Denial of community transmission hurting India's fight against Covid-19

India's limited healthcare resources are being spent trying to trace transmission chains of the virus. PHOTO: REUTERS

NEW DELHI - Ever since the first case of Covid-19 was detected in the country on Jan 30, India has steadfastly denied community transmission of coronavirus. The term refers to a person-to-person spread of an infection where the source is difficult to trace.

India's denial implies that it is capable of tracing the source of every coronavirus infection in the country.

It is a claim dismissed by many who argue that the virus has begun spreading among population groups that have little to do with travel or have had no contact with travellers.

This denial of community transmission has worrying implications, they add, because India's limited healthcare resources are being spent trying to trace transmission chains of the virus in areas with community transmission when they should instead be dedicated to isolating and treating those infected.

India currently has the fourth-highest number of Covid-19 cases, trailing the US, Brazil and Russia, with at least 440,215 cases and more than 14,011 deaths. On Sunday (June 21), it registered its biggest single-day spike of 15,372 cases.

But despite a rapidly growing caseload three months since the country's borders were sealed from incoming travellers, the Indian government maintains there is no community transmission.

"India is such a large country and the prevalence is so low in our country. We have found the prevalence is less than 1 per cent in these small districts," Dr Balram Bhargava, the director-general of the Indian Council of Medical Research (ICMR), told a press conference on June 11.

He was speaking to discuss findings of India's first sero-survey on the spread of Covid-19 that found a prevalence rate of 0.73 per cent in 83 districts surveyed. A sero-survey is conducted by testing blood serum drawn from a sample of people in a community to detect antibodies.

"In the urban areas, it may be slightly higher. In the containment areas it may be slightly higher. But... India is not in community transmission," he added.

The extent of Covid-19's spread varies greatly across India.

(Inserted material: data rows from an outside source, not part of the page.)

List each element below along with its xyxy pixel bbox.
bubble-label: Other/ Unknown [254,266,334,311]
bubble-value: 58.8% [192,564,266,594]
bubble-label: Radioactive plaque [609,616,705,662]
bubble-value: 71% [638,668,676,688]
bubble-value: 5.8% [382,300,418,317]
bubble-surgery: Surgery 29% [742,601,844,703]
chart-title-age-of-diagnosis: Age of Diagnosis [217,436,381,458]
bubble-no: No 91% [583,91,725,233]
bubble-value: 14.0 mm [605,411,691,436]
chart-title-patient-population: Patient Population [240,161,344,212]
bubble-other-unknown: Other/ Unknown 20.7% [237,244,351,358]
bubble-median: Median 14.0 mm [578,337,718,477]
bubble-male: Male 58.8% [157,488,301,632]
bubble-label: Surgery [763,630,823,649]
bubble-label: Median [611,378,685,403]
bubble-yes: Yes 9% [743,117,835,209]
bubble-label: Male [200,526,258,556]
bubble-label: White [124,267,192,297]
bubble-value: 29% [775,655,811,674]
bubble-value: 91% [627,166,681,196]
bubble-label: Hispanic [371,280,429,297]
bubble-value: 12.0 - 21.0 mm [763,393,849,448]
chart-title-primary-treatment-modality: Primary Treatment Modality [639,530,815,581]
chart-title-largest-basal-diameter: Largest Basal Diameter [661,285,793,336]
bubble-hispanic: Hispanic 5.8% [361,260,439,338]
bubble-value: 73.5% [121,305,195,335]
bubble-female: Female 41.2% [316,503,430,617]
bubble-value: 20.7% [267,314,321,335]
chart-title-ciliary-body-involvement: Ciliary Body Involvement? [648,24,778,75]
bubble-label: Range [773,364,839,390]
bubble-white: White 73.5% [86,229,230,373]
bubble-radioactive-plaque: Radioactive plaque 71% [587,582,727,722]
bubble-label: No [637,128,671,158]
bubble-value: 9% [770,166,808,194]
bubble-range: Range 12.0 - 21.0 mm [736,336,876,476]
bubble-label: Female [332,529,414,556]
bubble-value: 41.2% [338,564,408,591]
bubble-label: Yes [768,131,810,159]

While Kerala has managed relatively well in containing the pandemic with discernible transmission chains, Maharashtra, Delhi, Tamil Nadu and Gujarat have seen a worrying rise in the number of cases, with embedded chains of transmission that remain untraceable.

A study conducted in April by some researchers, including those from ICMR, had even found that 39.2 per cent of the Covid-19 cases analysed in the country did not report any history of contact with a known case or international travel.

Referring to Delhi, where cases have shot past 62,655, Ms K. Sujatha Rao, a former top bureaucrat at the Ministry of Health and Family Welfare, tweeted on Tuesday (June 23) to say not acknowledging community transmission in the city means scarce resources and energies are "being wasted doing half-hearted tracing".

"Once in community (transmission), strategy is to test aggressively, isolate the infected and focus on early treatment. I think GOI is stuck with some ego problem... What about lives?" she added, referring to the government of India.

Delhi's Minister of Health Satyendar Jain, who is recovering from Covid-19, had earlier this month said the source of the disease remains unknown in 50 per cent of the cases in the city but added that it was up to the federal government to declare whether the city had entered the community transmission phase.

Dr T. Jacob John, a well-known Indian virologist, told The Straits Times that denying community transmission had sent out the wrong message at a time when every other person should be considered potentially infected. "If you don't admit it, people will think there is no risk in walking around without a mask or getting together in groups," he said.

Less than 1 per cent of India's population has been tested for Covid-19, which means there is no available data to ascertain the extent of the disease's spread in the rest of the population. "What happens to the 99 per cent is not known. If it is unknown, simply deny it," Dr John said, referring to the government's refusal to acknowledge community transmission. "Denial is a response to what you cannot handle. If you do not know how to manage a problem, you deny the problem."

He added that tracing every chain of transmission in a country of 1.38 billion people is impossible and recommended a strategy that instead empowers doctors across the country with the knowledge to clinically diagnose Covid-19, based on specific criteria for the disease, followed up by confirmation tests when possible.

Public health experts say acknowledging community transmission will shift the focus from containment to mitigation, leading to policy changes such as a more liberal testing regime. Under the current strategy recommended by ICMR, testing is mostly limited to symptomatic people with international travel or exposure to known contacts. It adds that those without any contact but with influenza-like symptoms will be tested if they are from containment zones or hot spots.

Dr T. Sundararaman, the former executive director of the National Health Systems Resource Centre, said testing should have been allowed for symptomatic people without any contact history, which would have enabled a higher detection of cases and, thereby, pre-empting possible clusters.

"At some point, we defined ourselves to say that since there is no community transmission, we will not test anybody without contact and since we tested nobody without contact history, we did not find anybody positive without contacts," he told The Straits Times. "It was a circuitous logic and therefore it prevented a judicious early discovery of surveillance and clusters."